TensorOperations.jl

Fast tensor operations using a convenient Einstein index notation.

Table of contents

Installation

Install with the package manager, pkg> add TensorOperations.

Package features

  • A macro @tensor for conveniently specifying tensor contractions and index permutations via Einstein's index notation convention. The index notation is analyzed at compile time.
  • Ability to optimize pairwise contraction order using the @tensoropt macro. This optimization is performed at compile time, and the resulting contraction order is hard coded into the resulting expression. The similar macro @tensoropt_verbose provides more information on the optimization process.
  • A function ncon (for network contractor) for contracting a group of tensors (a.k.a. a tensor network), as well as a corresponding @ncon macro that simplifies and optimizes this slightly. Unlike the previous macros, ncon and @ncon do not analyze the contractions at compile time, thus allowing them to deal with dynamic networks or index specifications.
  • Support for any Julia Base array which qualifies as strided, i.e. such that its entries are layed out according to a regular pattern in memory. The only exception are ReinterpretedArray objects (implementation provided by Strided.jl, see below). Additionally, Diagonal objects whose underlying diagonal data is stored as a strided vector are supported. This facilitates tensor contractions where one of the operands is e.g. a diagonal matrix of singular values or eigenvalues, which are returned as a Vector by Julia's eigen or svd method.
  • Support for CuArray objects if used together with CUDA.jl, by relying on (and thus providing a high level interface into) NVidia's cuTENSOR library.
  • Implementation can easily be extended to other types, by overloading a small set of methods.
  • Efficient implementation of a number of basic tensor operations (see below), by relying on Strided.jl and gemm from BLAS for contractions. The latter is optional but on by default, it can be controlled by a package wide setting via enable_blas() and disable_blas(). If BLAS is disabled or cannot be applied (e.g. non-matching or non-standard numerical types), Strided.jl is also used for the contraction.
  • A package wide cache for storing temporary arrays that are generated when evaluating complex tensor expressions within the @tensor macro (based on the implementation of LRUCache). By default, the cache is allowed to use up to the minimum of either 1GB or 25% of the total memory.

Tensor operations

TensorOperations.jl is centered around 3 basic tensor operations, i.e. primitives in which every more complicated tensor expression is deconstructed.

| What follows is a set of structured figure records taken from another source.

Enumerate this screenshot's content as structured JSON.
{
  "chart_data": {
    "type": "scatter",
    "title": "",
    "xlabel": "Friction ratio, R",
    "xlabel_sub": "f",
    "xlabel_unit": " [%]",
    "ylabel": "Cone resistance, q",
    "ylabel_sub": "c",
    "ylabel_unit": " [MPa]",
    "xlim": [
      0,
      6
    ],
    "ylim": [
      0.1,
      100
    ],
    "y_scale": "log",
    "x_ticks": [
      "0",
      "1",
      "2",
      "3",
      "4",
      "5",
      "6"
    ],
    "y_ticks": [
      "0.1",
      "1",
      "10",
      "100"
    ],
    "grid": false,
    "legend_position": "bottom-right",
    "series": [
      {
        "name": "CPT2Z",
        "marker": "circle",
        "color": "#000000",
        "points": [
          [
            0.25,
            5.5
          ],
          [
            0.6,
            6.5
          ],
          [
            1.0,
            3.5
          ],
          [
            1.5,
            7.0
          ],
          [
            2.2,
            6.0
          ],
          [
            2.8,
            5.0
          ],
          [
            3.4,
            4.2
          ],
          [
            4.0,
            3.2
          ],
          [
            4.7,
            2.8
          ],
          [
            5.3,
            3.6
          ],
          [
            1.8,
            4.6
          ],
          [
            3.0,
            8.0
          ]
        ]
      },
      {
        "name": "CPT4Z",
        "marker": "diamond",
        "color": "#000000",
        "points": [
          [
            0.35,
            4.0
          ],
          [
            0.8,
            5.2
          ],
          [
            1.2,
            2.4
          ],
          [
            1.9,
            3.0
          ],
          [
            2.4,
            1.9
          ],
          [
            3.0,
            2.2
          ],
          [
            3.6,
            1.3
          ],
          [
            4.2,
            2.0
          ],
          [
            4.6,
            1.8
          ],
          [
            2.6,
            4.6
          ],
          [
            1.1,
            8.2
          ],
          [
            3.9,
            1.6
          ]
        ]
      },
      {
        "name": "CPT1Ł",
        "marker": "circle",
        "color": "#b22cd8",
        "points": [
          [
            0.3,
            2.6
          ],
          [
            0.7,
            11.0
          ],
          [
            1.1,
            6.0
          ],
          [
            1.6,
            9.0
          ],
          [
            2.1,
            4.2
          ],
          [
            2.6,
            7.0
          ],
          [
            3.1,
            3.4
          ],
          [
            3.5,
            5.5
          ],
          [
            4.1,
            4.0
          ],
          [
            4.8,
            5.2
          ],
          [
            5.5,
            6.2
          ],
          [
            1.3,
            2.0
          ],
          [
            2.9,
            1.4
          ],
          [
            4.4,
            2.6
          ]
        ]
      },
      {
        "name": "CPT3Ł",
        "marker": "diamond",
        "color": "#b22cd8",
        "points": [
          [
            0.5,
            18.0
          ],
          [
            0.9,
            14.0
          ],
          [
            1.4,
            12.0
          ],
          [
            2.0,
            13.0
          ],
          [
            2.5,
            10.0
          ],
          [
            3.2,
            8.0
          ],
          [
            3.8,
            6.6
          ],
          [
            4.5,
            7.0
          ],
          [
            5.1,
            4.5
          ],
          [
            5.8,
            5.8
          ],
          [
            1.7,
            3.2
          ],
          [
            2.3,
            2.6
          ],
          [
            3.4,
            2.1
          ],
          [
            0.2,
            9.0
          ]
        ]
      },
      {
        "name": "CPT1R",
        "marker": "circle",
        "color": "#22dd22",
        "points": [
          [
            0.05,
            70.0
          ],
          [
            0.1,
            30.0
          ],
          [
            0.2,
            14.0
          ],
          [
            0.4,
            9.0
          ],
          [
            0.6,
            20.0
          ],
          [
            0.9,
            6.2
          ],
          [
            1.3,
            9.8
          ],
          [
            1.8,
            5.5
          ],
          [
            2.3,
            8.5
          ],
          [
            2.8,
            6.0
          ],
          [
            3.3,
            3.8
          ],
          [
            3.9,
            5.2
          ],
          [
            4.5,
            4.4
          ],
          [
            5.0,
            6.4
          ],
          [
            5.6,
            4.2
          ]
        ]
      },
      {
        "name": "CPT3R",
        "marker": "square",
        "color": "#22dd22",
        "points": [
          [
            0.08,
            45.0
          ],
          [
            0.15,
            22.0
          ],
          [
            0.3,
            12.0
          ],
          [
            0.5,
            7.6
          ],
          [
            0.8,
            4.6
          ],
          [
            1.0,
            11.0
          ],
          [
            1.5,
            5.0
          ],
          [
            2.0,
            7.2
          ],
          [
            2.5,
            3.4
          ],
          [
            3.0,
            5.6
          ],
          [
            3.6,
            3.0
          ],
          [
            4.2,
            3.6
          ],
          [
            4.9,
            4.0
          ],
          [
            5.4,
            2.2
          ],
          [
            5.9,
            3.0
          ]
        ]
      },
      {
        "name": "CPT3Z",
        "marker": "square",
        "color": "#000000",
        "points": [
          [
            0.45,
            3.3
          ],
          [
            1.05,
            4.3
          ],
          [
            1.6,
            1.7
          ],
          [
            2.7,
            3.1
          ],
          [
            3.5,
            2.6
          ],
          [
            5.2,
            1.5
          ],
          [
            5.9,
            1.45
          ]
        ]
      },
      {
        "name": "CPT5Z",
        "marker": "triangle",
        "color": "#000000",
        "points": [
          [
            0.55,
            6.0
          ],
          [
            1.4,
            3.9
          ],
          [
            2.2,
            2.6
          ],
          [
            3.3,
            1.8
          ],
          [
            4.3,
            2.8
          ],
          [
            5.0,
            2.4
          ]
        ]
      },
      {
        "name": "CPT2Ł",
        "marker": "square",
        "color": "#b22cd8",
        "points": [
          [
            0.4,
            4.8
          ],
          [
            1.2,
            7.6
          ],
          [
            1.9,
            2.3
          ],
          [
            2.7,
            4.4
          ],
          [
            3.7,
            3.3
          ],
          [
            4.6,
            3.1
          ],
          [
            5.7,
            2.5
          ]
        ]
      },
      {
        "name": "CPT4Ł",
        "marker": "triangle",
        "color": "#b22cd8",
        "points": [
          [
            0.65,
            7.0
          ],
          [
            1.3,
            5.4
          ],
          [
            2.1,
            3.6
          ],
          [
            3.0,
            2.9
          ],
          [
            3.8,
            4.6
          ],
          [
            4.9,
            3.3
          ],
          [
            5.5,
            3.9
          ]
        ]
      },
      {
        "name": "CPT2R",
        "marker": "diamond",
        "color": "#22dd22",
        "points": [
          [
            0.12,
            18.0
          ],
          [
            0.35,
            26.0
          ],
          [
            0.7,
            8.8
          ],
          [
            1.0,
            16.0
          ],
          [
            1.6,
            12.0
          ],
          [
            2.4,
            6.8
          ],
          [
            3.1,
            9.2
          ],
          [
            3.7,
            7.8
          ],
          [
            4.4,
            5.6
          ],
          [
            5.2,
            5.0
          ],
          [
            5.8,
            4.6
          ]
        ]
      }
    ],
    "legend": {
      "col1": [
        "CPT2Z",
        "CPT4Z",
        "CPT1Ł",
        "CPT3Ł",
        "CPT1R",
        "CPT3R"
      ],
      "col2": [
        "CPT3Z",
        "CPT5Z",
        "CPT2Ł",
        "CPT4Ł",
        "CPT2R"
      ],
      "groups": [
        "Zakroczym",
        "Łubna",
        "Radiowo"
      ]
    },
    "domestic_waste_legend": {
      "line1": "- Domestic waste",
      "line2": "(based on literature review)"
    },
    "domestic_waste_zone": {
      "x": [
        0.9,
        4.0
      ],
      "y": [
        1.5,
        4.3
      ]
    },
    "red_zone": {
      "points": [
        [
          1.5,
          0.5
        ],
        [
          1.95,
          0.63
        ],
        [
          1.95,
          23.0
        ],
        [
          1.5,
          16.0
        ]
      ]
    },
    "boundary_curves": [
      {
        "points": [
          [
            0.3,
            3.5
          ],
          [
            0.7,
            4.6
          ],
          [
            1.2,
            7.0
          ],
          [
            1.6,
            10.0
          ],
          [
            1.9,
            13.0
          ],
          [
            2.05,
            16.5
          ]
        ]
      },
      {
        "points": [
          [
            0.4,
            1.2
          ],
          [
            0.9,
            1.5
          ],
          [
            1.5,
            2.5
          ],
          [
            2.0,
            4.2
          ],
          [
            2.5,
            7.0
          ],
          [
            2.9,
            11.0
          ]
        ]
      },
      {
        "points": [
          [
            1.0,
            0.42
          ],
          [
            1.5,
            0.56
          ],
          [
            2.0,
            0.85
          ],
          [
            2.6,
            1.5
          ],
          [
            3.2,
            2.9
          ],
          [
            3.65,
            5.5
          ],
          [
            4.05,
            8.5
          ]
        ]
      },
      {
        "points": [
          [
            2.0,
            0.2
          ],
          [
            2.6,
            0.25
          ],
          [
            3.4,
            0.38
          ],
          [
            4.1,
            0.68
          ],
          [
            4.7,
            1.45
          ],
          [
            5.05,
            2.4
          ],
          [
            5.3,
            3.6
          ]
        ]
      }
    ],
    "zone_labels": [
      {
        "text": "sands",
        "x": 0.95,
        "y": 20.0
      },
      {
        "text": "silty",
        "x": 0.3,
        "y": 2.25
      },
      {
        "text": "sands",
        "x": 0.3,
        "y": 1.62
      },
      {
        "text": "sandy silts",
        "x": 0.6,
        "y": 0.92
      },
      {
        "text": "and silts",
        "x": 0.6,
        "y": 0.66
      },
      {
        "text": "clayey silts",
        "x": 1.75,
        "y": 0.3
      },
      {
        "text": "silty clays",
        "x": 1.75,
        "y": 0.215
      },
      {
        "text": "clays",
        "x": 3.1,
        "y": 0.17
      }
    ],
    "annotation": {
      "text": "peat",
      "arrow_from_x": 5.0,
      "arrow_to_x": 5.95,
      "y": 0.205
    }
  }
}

  1. addition: Add a (possibly scaled version of) one array to another array, where the indices of the both arrays might appear in different orders. This operation combines normal array addition and index permutation. It includes as a special case copying one array into another with permuted indices.

    The actual implementation is provided by Strided.jl, which contains multithreaded implementations and cache-friendly blocking strategies for an optimal efficiency.

  2. trace or inner contraction: Perform a trace/contraction over pairs of indices of an array, where the result is a lower-dimensional array. As before, the actual implementation is provided by Strided.jl.

  3. contraction: Performs a general contraction of two tensors, where some indices of one array are paired with corresponding indices in a second array. This is typically handled by first permuting (a.k.a. transposing) and reshaping the two input arrays such that the contraction becomes equivalent to a matrix multiplication, which is then performed by the highly efficient gemm method from BLAS. The resulting array might need another reshape and index permutation to bring it in its final form. Alternatively, a native Julia implementation that does not require the additional transpositions (yet is typically slower) can be selected by using disable_blas().

To do list

  • Make it easier to check contraction order and to splice in runtime information, or optimize based on memory footprint or other custom cost functions.